In late July the Mets began a serious push and it started in St. Louis. In the Tuesday night opener they overcame a 4-2 deficit when Teufel delivered a two-run single in the eighth that led to a 6-4 win. On Wednesday some of the April appeared to resurface when they let a 4-3 lead in the ninth slip and the Cards tied the game. Enter HoJo, who ripped a two-run blast in the 10th for the 6-4 win. And on Thursday, McReynolds’ two-RBI triple keyed a 3-0 first inning lead and Gooden went eight strong innings for the 5-3 win.
New York followed that up by taking two of three in Montreal. In August they took four of six games from San Francisco and then returned home to win another series with a good Expo team that would win 91 games. The Mets were looking like the team everyone expected and even though they still trailed by 3 ½ games on Labor Day, all the momentum was on their side as the stretch drive beckoned.

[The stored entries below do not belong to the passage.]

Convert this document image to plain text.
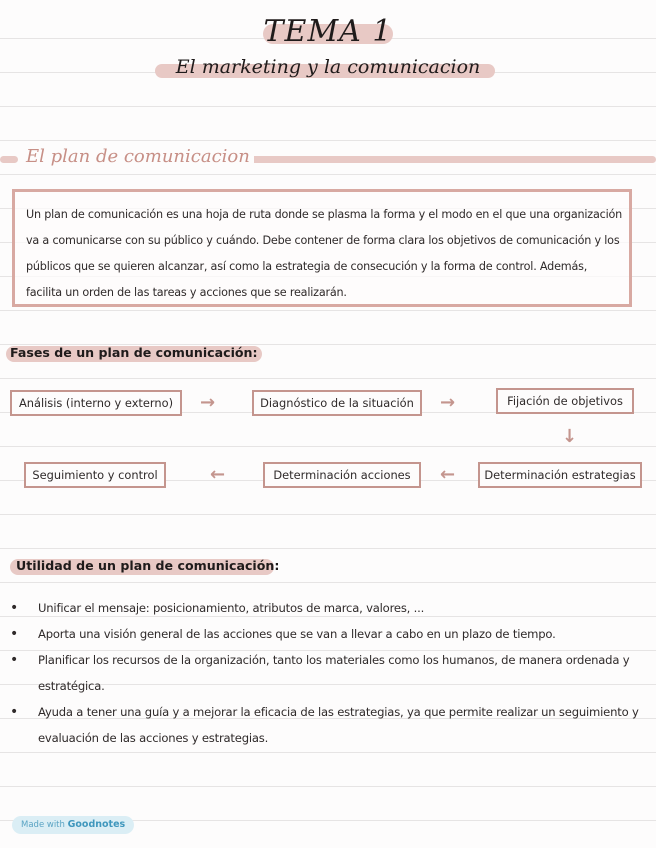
TEMA 1
El marketing y la comunicacion
El plan de comunicacion
Un plan de comunicación es una hoja de ruta donde se plasma la forma y el modo en el que una organización va a comunicarse con su público y cuándo. Debe contener de forma clara los objetivos de comunicación y los públicos que se quieren alcanzar, así como la estrategia de consecución y la forma de control. Además, facilita un orden de las tareas y acciones que se realizarán.
Fases de un plan de comunicación:
Análisis (interno y externo)	→	Diagnóstico de la situación	→	Fijación de objetivos
↓
Determinación estrategias
←
Determinación acciones
←
Seguimiento y control
Utilidad de un plan de comunicación:
• Unificar el mensaje: posicionamiento, atributos de marca, valores, ...
• Aporta una visión general de las acciones que se van a llevar a cabo en un plazo de tiempo.
• Planificar los recursos de la organización, tanto los materiales como los humanos, de manera ordenada y estratégica.
• Ayuda a tener una guía y a mejorar la eficacia de las estrategias, ya que permite realizar un seguimiento y evaluación de las acciones y estrategias.
Made with Goodnotes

The lead was narrowed to a game and a half when St. Louis came to old Shea Stadium for a highly anticipated series on the second weekend of September. Strawberry ripped a two-run blast in the first inning of the Friday night opener and the Mets were leading 4-1 in the ninth inning. Then, the NL East race made another stunning pivot.
Roger McDowell, on in relief, allowed one run and there was a man aboard when he faced Cardinal third baseman Terry Pendleton. McDowell gave up a two-run shot and the game was tied. The meltdown continued in the 10th when the Cards got two more runs and won it 6-4. And that avalanche continued into Saturday as Gooden was shelled, giving up five runs in the first inning of an 8-1 loss.
New York salvaged the finale with a 4-2 win behind a good start from Cone. They were still within 2 ½ games. But it was the blow they couldn’t recover from. The series held stable over the next couple weeks and the Mets were still pinning their hopes on a final three-game series in St. Louis. It never came to that—in the first part of the final week, while the Cards were taking three of four in Montreal, the Mets were losing two of three to the mediocre Phils. The race was clinched on Thursday before the final showdown could begin.
It was a bitter ending and in fairness to the Mets, the injuries in the pitching staff were the paramount reason and they still won more games than postseason participants in San Francisco and eventual champion Minnesota. They would recover and win the NL East in 1988. But this team of so much talent never returned to the World Series and never became a dynasty.